In the company's first eight years of existence, its business was entirely focused on building productivity tools for its clients.

But something funny happened along the way. As part of the process of studying customer sales stats, InsideSales collected mountains of data. As the world entered the era of big data, and mining that data for insight into buying patterns became big business, the 13 billion sales transactions in its database were suddenly a major asset in themselves.

Today's InsideSales product is "very data-intensive," said Elkington, "and it took roughly seven, eight years before we had enough data to [become] meaningful."

Salesforce CEO Marc Benioff was so impressed by the product upon encountering it at October's Dreamforce conference that he personally invited InsideSales leaders to present to his team, then followed that meeting up with an initial investment.

"At Dreamforce we had such a presence that it turned a lot of heads," Elkington said.

The two companies are aligned not just by business, but also by culture, Elkington told CRN. InsideSales has modeled its foundation on Benioff's 1/1/1 philanthropic pledge.

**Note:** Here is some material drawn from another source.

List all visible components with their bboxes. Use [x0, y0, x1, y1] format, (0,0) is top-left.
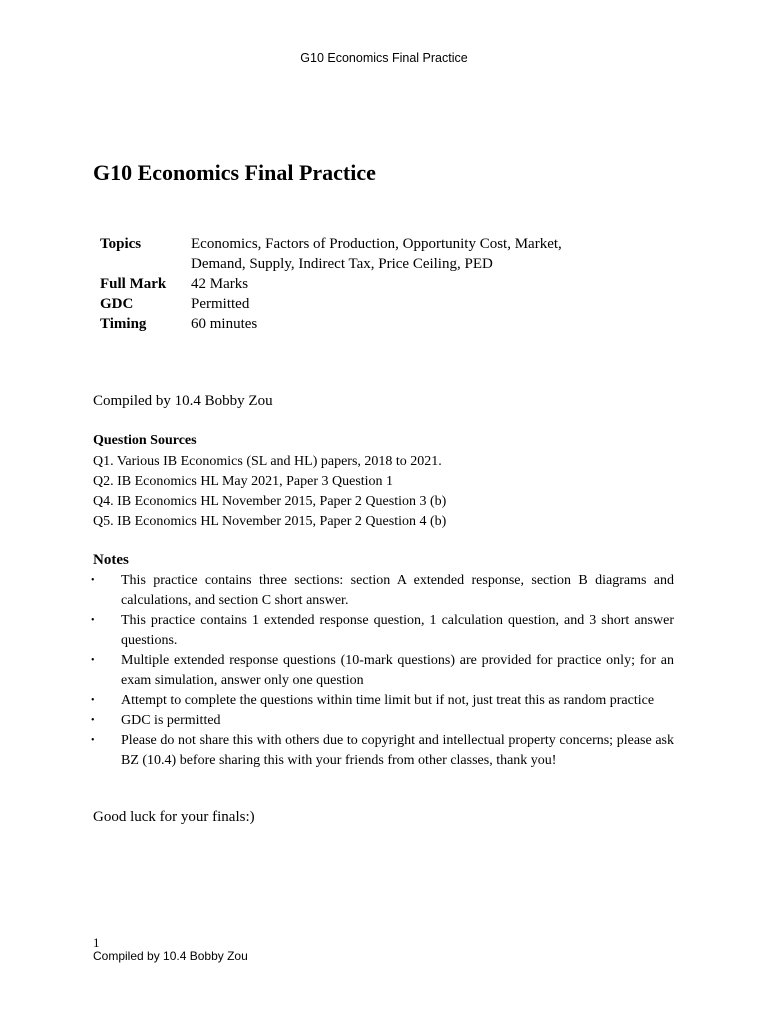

InsideSales recently became a Premier Salesforce partner, and has recruited some of the CRM leader's top execs for senior leadership positions.

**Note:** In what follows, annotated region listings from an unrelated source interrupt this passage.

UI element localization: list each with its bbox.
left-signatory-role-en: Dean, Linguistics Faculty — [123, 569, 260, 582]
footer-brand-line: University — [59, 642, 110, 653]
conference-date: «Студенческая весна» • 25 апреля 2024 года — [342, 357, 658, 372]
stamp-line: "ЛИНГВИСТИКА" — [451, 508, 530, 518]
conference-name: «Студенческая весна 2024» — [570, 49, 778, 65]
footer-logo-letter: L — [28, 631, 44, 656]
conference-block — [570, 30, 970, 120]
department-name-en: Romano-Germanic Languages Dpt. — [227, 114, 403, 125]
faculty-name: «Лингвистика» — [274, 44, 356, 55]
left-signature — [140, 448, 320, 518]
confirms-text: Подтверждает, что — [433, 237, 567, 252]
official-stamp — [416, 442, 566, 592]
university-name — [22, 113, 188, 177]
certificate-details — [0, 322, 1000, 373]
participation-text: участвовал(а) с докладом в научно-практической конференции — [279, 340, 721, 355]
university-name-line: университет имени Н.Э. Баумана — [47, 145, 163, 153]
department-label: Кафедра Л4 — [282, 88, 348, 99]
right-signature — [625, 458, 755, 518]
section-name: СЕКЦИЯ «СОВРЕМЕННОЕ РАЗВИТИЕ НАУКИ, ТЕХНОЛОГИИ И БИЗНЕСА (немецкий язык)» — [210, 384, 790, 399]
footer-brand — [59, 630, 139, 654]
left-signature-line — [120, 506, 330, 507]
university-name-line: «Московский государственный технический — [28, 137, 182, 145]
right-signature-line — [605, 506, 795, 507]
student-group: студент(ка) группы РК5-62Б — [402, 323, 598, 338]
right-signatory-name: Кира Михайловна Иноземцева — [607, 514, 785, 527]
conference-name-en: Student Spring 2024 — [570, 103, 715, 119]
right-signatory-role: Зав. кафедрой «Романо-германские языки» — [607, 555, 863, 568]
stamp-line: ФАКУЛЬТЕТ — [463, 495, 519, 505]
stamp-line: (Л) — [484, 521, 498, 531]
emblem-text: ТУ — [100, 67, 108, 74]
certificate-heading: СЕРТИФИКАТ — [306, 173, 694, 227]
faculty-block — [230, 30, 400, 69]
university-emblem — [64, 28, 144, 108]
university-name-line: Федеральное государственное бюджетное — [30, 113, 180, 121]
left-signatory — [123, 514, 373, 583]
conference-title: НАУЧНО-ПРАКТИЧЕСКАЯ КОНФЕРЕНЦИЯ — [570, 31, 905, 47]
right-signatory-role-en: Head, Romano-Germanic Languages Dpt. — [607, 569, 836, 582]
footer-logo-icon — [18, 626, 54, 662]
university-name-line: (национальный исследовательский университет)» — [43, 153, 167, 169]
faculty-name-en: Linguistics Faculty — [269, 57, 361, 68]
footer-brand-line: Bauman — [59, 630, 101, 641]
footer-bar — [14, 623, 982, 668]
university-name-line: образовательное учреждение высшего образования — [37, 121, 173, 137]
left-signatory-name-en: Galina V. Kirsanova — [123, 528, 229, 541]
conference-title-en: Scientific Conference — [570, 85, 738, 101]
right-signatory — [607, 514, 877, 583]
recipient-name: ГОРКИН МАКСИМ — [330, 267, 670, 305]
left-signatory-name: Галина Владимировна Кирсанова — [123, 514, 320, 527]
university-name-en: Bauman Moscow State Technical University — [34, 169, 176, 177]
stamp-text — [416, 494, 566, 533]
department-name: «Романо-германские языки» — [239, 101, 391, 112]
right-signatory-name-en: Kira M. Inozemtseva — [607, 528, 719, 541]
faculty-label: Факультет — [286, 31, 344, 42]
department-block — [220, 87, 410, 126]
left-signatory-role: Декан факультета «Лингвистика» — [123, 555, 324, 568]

But this week's round took it to another level.

"Frankly, the size and scale of the Salesforce investment was also unheard of," Elkington said.

Microsoft's involvement is even more surprising, according to the CEO. Over the past several years, the world's largest software company has invested in only a couple of private software companies, one of which was Facebook.

"It's an amazing combination of the two goliaths in SaaS," Elkington told CRN. "Salesforce is a titan, invented SaaS and invented cloud computing, and Microsoft is Microsoft."

The partnership between the three companies create a "unique synergy" that will help InsideSales more tightly integrate its product's self-learning engine, Neuralytics, with the platforms of its two investors, according to Elkington.

InsideSales has already integrated with Microsoft Outlook to predict email-based interactions and determine which communication methods are most meaningful and effective. That data is merged with some from Salesforce about historical sales interactions and account information.

"Predictive analytics is able to combine both ecosystems and create highly tuned, highly accurate sales prescriptions," Elkington said.

With enviable technology partnerships secured, the company is looking to grow its VAR program and create a channel for system integrators and ISVs who can build products on the InsideSales backbone.

The company needs partners to handle the scaling challenges associated with its tremendous growth, Elkington told CRN.

He said no vendor has really mastered how to do partnerships with SaaS products, and finding the right formula will be a priority in the coming year, with a major channel push set for Europe in the coming months.